Kodubale happens to be one of the crunchy snacks from Karnataka, enjoyed by kids / adults alike. Kodu = horn and Bale = bangles / bracelet in Kannada and probably this deep fried snack is named so because of it's shape.
Usually kodubales are prepared with rice flour and maida and my mother used to follow the standard recipe until we bought some kodubales once from a local vendor. They were so crunchy and delicious that my mother got the recipe from the cook and shifted to it ever since. This recipe uses peanuts and this makes all the difference resulting in yummier and crunchier kodubales than the regular version.
I assure you that this kodubale recipe is a foolproof one, if you follow the directions correctly. If you haven't tried kodubales yet, it's time to try. :)
Rice flour *
Salt and chili powder to taste
For tadka: 2-3 Tbsp oil, 1 tsp mustard seeds and a pinch of asafoetida / hing
Oil to fry
* This recipe uses rice flour : peanut powder : all-purpose flour (maida) in the ratio 4:1:1
For each cup of maida and peanut powder used, 4 cups of rice flour is used. Steaming the flour and preparing the peanut powder can be done well in advance.
Preparation of the dough:
* Take all purpose flour in a container that fits in your pressure cooker. Place this container covered with a plate, in the pressure cooker. The cooker must contain water in the base as when we do the regular cooking. Steam the flour, without the weight on, for about 10 minutes. Cool the flour and sieve it if needed.

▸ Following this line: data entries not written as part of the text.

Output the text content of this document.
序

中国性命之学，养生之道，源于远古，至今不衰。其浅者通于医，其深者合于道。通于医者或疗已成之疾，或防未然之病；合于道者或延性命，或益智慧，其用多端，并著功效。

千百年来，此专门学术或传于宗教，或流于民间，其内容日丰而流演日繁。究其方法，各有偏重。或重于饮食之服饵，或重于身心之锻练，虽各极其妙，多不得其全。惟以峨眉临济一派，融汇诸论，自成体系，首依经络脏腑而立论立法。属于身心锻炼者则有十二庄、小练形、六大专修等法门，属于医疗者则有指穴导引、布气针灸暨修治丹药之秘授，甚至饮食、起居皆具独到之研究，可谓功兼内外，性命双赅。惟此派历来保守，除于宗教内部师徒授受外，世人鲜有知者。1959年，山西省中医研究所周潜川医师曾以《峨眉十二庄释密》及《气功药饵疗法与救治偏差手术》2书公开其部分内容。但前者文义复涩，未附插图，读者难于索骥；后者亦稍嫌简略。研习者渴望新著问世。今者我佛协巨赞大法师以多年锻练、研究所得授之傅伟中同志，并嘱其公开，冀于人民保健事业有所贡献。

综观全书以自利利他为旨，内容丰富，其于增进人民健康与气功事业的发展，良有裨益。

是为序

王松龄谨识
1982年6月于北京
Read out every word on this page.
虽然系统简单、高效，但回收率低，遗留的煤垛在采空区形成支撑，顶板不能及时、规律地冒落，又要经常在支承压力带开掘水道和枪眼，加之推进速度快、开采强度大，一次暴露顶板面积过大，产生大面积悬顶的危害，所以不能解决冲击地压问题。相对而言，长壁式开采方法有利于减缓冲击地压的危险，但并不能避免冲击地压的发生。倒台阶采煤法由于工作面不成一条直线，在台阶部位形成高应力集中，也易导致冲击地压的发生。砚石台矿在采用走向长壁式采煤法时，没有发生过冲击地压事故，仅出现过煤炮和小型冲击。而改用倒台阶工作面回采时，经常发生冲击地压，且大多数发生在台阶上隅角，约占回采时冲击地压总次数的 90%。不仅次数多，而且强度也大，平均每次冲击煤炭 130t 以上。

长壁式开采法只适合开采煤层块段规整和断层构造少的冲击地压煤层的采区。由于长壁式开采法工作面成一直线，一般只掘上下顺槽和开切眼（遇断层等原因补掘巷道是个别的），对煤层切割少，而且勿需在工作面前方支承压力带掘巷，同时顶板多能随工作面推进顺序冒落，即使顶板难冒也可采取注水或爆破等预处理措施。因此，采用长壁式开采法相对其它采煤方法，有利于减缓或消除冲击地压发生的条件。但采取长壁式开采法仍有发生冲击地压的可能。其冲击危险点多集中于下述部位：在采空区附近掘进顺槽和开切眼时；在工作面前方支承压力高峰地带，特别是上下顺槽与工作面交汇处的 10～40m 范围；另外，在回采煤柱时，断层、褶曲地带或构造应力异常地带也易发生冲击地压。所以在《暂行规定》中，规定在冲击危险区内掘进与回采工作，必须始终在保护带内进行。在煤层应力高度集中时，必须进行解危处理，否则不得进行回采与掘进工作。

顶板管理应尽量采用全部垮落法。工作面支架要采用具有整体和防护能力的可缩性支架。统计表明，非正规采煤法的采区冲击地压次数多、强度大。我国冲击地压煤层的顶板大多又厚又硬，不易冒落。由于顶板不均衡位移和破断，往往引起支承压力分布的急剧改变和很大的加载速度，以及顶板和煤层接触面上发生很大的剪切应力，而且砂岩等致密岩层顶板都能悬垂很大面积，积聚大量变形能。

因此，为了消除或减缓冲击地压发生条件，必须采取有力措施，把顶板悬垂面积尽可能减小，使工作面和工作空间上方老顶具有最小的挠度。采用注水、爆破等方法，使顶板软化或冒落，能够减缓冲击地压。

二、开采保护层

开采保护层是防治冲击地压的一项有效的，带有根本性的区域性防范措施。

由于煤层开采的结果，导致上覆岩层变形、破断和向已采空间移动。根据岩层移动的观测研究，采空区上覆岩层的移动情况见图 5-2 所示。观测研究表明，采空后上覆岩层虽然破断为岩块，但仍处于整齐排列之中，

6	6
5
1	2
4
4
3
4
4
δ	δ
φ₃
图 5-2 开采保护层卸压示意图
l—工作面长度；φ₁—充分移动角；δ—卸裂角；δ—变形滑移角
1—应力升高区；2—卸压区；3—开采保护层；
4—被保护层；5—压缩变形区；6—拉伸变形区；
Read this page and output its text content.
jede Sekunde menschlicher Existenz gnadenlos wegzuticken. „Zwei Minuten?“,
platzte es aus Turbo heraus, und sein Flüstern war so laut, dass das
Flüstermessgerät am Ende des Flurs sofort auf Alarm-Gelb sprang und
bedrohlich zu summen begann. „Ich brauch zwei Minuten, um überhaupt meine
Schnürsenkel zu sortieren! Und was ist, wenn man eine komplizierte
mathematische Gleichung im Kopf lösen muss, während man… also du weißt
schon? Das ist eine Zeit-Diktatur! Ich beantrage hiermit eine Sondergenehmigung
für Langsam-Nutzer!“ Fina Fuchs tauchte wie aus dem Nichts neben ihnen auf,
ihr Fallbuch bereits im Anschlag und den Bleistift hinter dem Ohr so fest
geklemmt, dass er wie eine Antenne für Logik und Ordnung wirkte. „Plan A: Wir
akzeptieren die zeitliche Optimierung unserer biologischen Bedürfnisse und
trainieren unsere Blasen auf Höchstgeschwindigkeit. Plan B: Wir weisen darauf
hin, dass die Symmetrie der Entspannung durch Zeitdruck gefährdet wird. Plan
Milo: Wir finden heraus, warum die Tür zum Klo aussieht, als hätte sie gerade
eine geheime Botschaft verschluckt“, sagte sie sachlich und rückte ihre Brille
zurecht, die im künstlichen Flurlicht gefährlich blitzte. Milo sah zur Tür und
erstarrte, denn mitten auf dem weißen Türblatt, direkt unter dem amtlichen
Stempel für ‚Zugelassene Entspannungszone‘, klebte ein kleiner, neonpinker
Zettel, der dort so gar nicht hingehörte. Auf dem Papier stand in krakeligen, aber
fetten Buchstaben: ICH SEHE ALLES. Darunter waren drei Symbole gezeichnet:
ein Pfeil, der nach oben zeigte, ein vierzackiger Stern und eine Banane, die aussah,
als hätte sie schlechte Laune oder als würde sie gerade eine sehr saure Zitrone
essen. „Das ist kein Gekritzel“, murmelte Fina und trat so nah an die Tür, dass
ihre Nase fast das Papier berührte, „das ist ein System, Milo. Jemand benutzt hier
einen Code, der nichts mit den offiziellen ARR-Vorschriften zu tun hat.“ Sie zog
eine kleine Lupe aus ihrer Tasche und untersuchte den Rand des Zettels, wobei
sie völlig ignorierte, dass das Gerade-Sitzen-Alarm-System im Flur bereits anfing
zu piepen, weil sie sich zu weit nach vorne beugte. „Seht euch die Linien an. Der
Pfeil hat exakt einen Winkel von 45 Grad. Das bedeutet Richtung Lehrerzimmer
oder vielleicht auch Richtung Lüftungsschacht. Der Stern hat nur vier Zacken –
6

* Toast and skin the peanuts. Then grind them finely.
* Heat the oil in a small pan and add the mustard seeds and hing. When the seeds start to splutter, remove from heat.
* Combine the flour, peanut powder, rice flour, salt and chili powder in a big bowl. Add the tadka and mix well. Then slowly add water and form firm dough.
Take a small lime sized dough and on a greased surface, knead it into a log of about 1/4 inch thickness and shape into a coil. Repeat the procedure with the rest of the dough.
Heat about 3 cups of oil in a kadai or deep based pan. Put a pinch of dough into the pan to test whether the oil is done. If the dough sizzles and comes to the surface, then the oil is ready.
Now carefully drop the dough coils into the oil with out overcrowding and fry them on low - medium heat till they turn golden brown both sides. Remove them with a slotted spoon and drain them on paper towel covered plates.